A piece of growth hormone, rebuilt on purpose
AOD-9604 is a synthetic hexadecapeptide — sixteen amino acids — modeled on the C-terminal end of human growth hormone (residues 177–191) with an N-terminal tyrosine added in place of the native phenylalanine [3]. Two cysteines form an internal disulfide bridge that mirrors the cystine loop of the parent hormone. Its reported sequence is Tyr-Leu-Arg-Ile-Val-Gln-Cys-Arg-Ser-Val-Glu-Gly-Ser-Cys-Gly-Phe (YLRIVQCRSVEGSCGF), its molecular formula is C78H123N23O23S2, its molecular weight is 1815.1 Da, and its registry number is CAS 221231-10-3.
The origin story is straightforward: researchers at Monash University identified this tail region as the domain responsible for growth hormone's effect on fat metabolism [14]. Rebuilding just that region was an attempt to capture the fat effect while discarding the growth-promoting, IGF-1-raising arm of the full hormone. Metabolic studies confirmed the fat-metabolism activity sat in this synthetic C-terminal domain [3].
What AOD-9604 is not
Clearing up the common mix-ups matters as much as the definition.
- Not growth hormone. It is a fragment — one short piece — not the intact hormone. It cannot do what the whole hormone does.
- Not a secretagogue. It does not stimulate your body to release its own growth hormone. That is what CJC-1295, ipamorelin, and sermorelin do; AOD-9604 works differently and does not raise IGF-1 [3].

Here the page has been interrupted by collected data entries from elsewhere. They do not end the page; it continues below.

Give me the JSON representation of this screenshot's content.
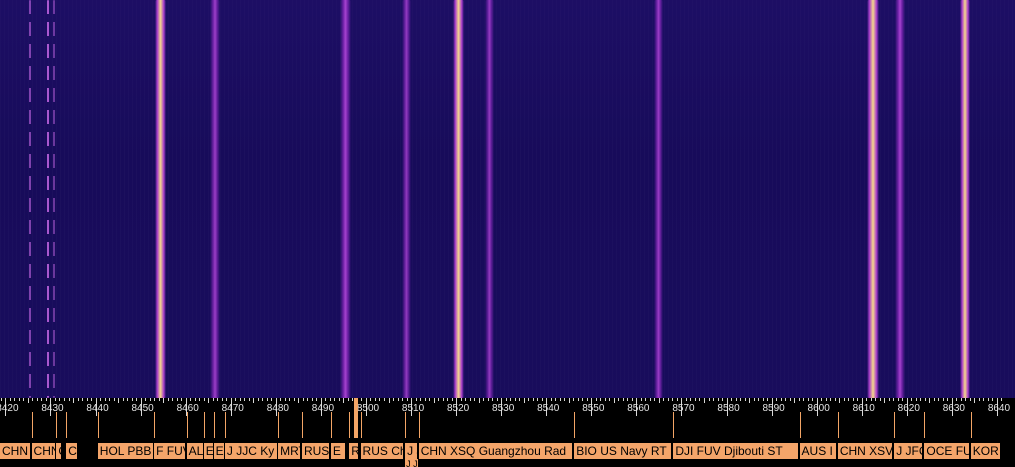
{
  "colors": {
    "background": "#170b5a",
    "signal_violet": "#a62fd6",
    "signal_bright": "#f5d98a",
    "station_label": "#f4a56a"
  },
  "frequency_scale": {
    "unit": "kHz",
    "ticks": [
      "8420",
      "8430",
      "8440",
      "8450",
      "8460",
      "8470",
      "8480",
      "8490",
      "8500",
      "8510",
      "8520",
      "8530",
      "8540",
      "8550",
      "8560",
      "8570",
      "8580",
      "8590",
      "8600",
      "8610",
      "8620",
      "8630",
      "8640"
    ],
    "range": [
      8418,
      8641
    ]
  },
  "signals": [
    {
      "freq": 8425.5,
      "width_khz": 0.3,
      "intensity": 0.5,
      "dashed": true
    },
    {
      "freq": 8429.5,
      "width_khz": 0.4,
      "intensity": 0.7,
      "dashed": true
    },
    {
      "freq": 8430.8,
      "width_khz": 0.3,
      "intensity": 0.4,
      "dashed": true
    },
    {
      "freq": 8454.5,
      "width_khz": 2.4,
      "intensity": 0.9
    },
    {
      "freq": 8466.5,
      "width_khz": 2.2,
      "intensity": 0.55
    },
    {
      "freq": 8495.5,
      "width_khz": 2.4,
      "intensity": 0.6
    },
    {
      "freq": 8509.0,
      "width_khz": 2.0,
      "intensity": 0.5
    },
    {
      "freq": 8520.5,
      "width_khz": 2.4,
      "intensity": 0.85
    },
    {
      "freq": 8527.5,
      "width_khz": 2.0,
      "intensity": 0.5
    },
    {
      "freq": 8565.0,
      "width_khz": 2.0,
      "intensity": 0.55
    },
    {
      "freq": 8612.5,
      "width_khz": 2.6,
      "intensity": 1.0
    },
    {
      "freq": 8618.5,
      "width_khz": 2.2,
      "intensity": 0.6
    },
    {
      "freq": 8633.0,
      "width_khz": 2.2,
      "intensity": 1.0
    }
  ],
  "stations": [
    {
      "label": "CHN",
      "freq_start": 8418.2,
      "freq_end": 8425.6
    },
    {
      "label": "CHN",
      "freq_start": 8425.8,
      "freq_end": 8431.2
    },
    {
      "label": "C",
      "freq_start": 8431.3,
      "freq_end": 8432.5
    },
    {
      "label": "CHN",
      "freq_start": 8433.5,
      "freq_end": 8436.0
    },
    {
      "label": "HOL PBB N",
      "freq_start": 8440.5,
      "freq_end": 8453.0
    },
    {
      "label": "F FUV",
      "freq_start": 8453.0,
      "freq_end": 8460.0
    },
    {
      "label": "AL",
      "freq_start": 8460.2,
      "freq_end": 8464.0
    },
    {
      "label": "E",
      "freq_start": 8464.0,
      "freq_end": 8466.2
    },
    {
      "label": "E",
      "freq_start": 8466.2,
      "freq_end": 8468.7
    },
    {
      "label": "J JJC Ky",
      "freq_start": 8468.7,
      "freq_end": 8480.5
    },
    {
      "label": "MRT",
      "freq_start": 8480.5,
      "freq_end": 8485.5
    },
    {
      "label": "RUS",
      "freq_start": 8485.8,
      "freq_end": 8492.0
    },
    {
      "label": "E",
      "freq_start": 8492.2,
      "freq_end": 8495.5
    },
    {
      "label": "R",
      "freq_start": 8496.3,
      "freq_end": 8498.5
    },
    {
      "label": "RUS Ch",
      "freq_start": 8498.8,
      "freq_end": 8508.5
    },
    {
      "label": "J JF",
      "freq_start": 8508.7,
      "freq_end": 8511.5
    },
    {
      "label": "CHN XSQ Guangzhou Rad",
      "freq_start": 8511.7,
      "freq_end": 8546.0
    },
    {
      "label": "BIO US Navy RT",
      "freq_start": 8546.2,
      "freq_end": 8568.0
    },
    {
      "label": "DJI FUV Djibouti ST",
      "freq_start": 8568.2,
      "freq_end": 8596.0
    },
    {
      "label": "AUS I",
      "freq_start": 8596.2,
      "freq_end": 8604.5
    },
    {
      "label": "CHN XSV Tia",
      "freq_start": 8604.7,
      "freq_end": 8617.0
    },
    {
      "label": "J JFC I",
      "freq_start": 8617.2,
      "freq_end": 8623.7
    },
    {
      "label": "OCE FU",
      "freq_start": 8623.9,
      "freq_end": 8634.0
    },
    {
      "label": "KOR",
      "freq_start": 8634.2,
      "freq_end": 8641.0
    }
  ],
  "stations_second_row": [
    {
      "label": "J JF",
      "freq_start": 8508.7,
      "freq_end": 8511.5
    }
  ]
}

- Not a steroid. It is a peptide, structurally and mechanistically unrelated to anabolic steroids.
- Not a dietary supplement. Despite appearing near supplement searches, it has no approved supplement or drug status.
- Not an approved drug. It is investigational; the obesity program that developed it was discontinued after the pivotal trial failed [14].
Keeping these straight is the difference between an accurate read of the AOD-9604 research and the inflated "fat-loss peptide" version that circulates online.
Why it was interesting — and why it stalled
The appeal was real. A receptor-sparing fragment that mobilized fat in animals without raising IGF-1 or causing growth hormone's downsides would have been an elegant obesity drug. In obese mice, chronic treatment did reduce body weight and fat and raise beta-3 adrenergic receptor expression [1]. The human safety profile, across about 900 obese adults, was indistinguishable from placebo [5].
It stalled on efficacy. The pivotal Phase IIb obesity trial did not show statistically significant weight loss versus placebo, and development was discontinued around 2007 [14]. So the most accurate one-line answer to "what is AOD-9604" is this: a well-designed, receptor-sparing growth-hormone fragment with a strong animal mechanism, a clean human safety record, and an unproven human fat-loss effect.